If you look at the weather app on your phone, you will see that it gives more and more data besides the expected temperature and the current temperature. Sun up/down, wind force, wind direction, rainfall probability and amount, are some parts of the extra information. Wind chill is also one of them; how does the current temperature feel?
Determining this number is done by collecting a lot of data, reviewing, analysing and making connections between them. This way, one can determine this wind chill better and better. 10°C now has a wind chill of 4°C according to the app and tomorrow the same temperature will have a wind chill of 8°C. The difference is mainly in how much wind there is, whether there is any form of precipitation and what the relative humidity (RH) is. This does not include the amount of sunshine and whether or not the sun can be seen.
Wind chill (Image of pch.vector on Freepik)
Wind chill of a plant
What does the calculated wind chill in a weather app have to do with growing our crops, you might ask? More than you might expect. The data and trial results we showed at AnthuraNXT 2023 may fall under that. What is the wind chill of the prevailing greenhouse climate for the plant, how does the plant grow under those conditions and is that equivalent to the previous time at the same measured greenhouse climate? These are all questions that concern us. We discuss this with Marcel van Twist, Research Manager for Cultivation Research.
Marcel van Twist.
In several trials at Anthura and in external trials, we see that this is not always the case. With some regularity, we saw that with the same ‘created’ greenhouse climate, and the same measured values in the measurement box as the outcome, we could get a different growth or shape. An example of this is as follows: 150 umol of light at 20°C, 700 ppm CO2 and an RH of 70% can give different growth, crop shape or production in different trials, as well as in different growers. After analysis, it seems that the way the greenhouse climate was made was sometimes more explanatory of the results found than the measured greenhouse climate itself. Light, radiant heat, air movement, evaporation space, radiation, substrate humidity and a few more values had a lot of influence on the final results, making modulating growth – making a digital twin – a lot more difficult than expected. The question soon arose: can we also summarise these values into a kind of feel-good temperature for the plant and thereby better predict growth, shape and/or production?
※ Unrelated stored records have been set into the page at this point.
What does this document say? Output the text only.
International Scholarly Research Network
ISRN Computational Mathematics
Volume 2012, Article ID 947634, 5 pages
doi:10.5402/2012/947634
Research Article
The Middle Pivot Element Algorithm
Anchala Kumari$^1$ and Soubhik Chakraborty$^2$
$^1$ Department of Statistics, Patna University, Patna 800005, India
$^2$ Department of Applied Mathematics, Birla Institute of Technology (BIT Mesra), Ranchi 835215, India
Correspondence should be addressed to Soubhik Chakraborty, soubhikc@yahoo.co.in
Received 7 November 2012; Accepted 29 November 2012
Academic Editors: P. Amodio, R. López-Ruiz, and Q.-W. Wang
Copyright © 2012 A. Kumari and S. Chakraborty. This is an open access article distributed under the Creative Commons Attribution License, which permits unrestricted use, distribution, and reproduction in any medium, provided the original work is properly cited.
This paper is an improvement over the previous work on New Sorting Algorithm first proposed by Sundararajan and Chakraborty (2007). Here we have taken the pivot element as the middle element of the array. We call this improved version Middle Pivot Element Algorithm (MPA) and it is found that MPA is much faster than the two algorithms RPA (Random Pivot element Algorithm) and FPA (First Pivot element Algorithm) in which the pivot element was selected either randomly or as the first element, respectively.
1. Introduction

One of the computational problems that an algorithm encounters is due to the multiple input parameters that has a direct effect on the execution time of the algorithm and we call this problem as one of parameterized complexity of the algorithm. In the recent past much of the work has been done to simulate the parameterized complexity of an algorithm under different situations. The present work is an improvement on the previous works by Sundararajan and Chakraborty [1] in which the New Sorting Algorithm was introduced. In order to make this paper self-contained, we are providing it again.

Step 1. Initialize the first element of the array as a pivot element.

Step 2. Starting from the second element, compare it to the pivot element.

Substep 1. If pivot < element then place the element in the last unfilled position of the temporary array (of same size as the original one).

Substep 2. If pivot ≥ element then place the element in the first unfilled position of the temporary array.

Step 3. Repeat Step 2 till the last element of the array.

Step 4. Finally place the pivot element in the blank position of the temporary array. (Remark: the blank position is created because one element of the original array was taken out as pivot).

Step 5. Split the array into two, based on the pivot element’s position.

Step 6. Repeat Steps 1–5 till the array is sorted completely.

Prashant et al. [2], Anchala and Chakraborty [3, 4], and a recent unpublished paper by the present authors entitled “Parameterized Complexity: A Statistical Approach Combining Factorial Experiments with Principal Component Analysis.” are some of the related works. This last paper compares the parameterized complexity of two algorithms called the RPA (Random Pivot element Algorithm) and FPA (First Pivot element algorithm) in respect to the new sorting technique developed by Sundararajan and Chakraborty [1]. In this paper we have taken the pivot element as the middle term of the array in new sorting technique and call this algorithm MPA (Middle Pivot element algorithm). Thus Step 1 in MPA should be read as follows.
This also immediately gave an explanation as to why comparing just measured values is not enough. You also need to look at how the climate was made, how the plant experienced this climate, what the light source was, for example, whether there was supportive air movement, etc.
An example
For example, 100 umol of light in January versus 100 umol of light in May gives a different growth, even though all other measured values are the same (temperature, CO2, RH). The energy content of the light in May is many times higher, which causes the plant and certainly the substrate to become warmer than in January. An entirely different microclimate is created, which the plant experiences differently and as a result the wind chill factor is higher in May than in January. Many a grower sometimes indicates; this climate does not feel good, despite the measuring box indicating that the values are the same. 20°C with sun also always feels warmer than 20°C without sun.
So the major influence of wind chill on plant growth made it difficult for us to develop a digital twin (growth model) in the past. Not only did we have to look at the measured values used to feed the model, but also how these values came about. Ee other factor that came into play was that not every breed responded the same to the changing climate. Some trials showed opposite results just by using other varieties in the trial, which in turn gave different results or results with a very wide margin (see diagram below).
The question arose “Can we calculate, or approximate, these values?” For this, long-term trials have been and continue to be conducted with varying genetics.”
Response to a change of only room temperature in phalaenopsis (Source: Anthura).
The switch from SON-T to LED also clearly showed this. Replacing a light source was not enough, as the plant temperature stayed behind. Adding the difference to equalise it was not enough. So is the difference between the room temperature and the plant temperature more important than just the room temperature? Is this smaller under LED? Is the non-heating of the substrate during the light period and its afterglow in the dark period perhaps the problem? We saw differences of sometimes 2°C between different light sources here, which could also explain part of the increased underground growth.
Effect of room and substrate temperature on growth, green circled is the control treatment.
Experiments conducted as a result of these measurements had the result that if we compensated for the missed temperature (substrate temperature) rather than the room temperature, we ended up much closer to summer growth (see also picture). This was new and good information for developing a growth model and perhaps a puzzle piece for calculating the wind chill.
All the results of our own and external trials regularly give us food for thought and make us realise that we still do not understand plant growth well enough. It teaches us that we should always look at results from several angles and that results from trials at other locations or with other varieties can give different results. Results that can be either positive or negative. When we replace something during cultivation, we need to look more often at what we are actually replacing all of it. Do you know what you are replacing when you hang a different type of light source, change your substrate mix or substitute variety x for variety y?
We are getting further and further along. Especially if we can convert the measured climate values into a wind chill for the plant or if we can decipher, calculate and/or rather measure them. Then we can more easily replace, change, compare things in cultivation and predict or explain the outcomes. Together with the expected or associated greenhouse climate, we will then be able to make a prediction for the coming period. Unfortunately, this will take some time, but we are on the right track.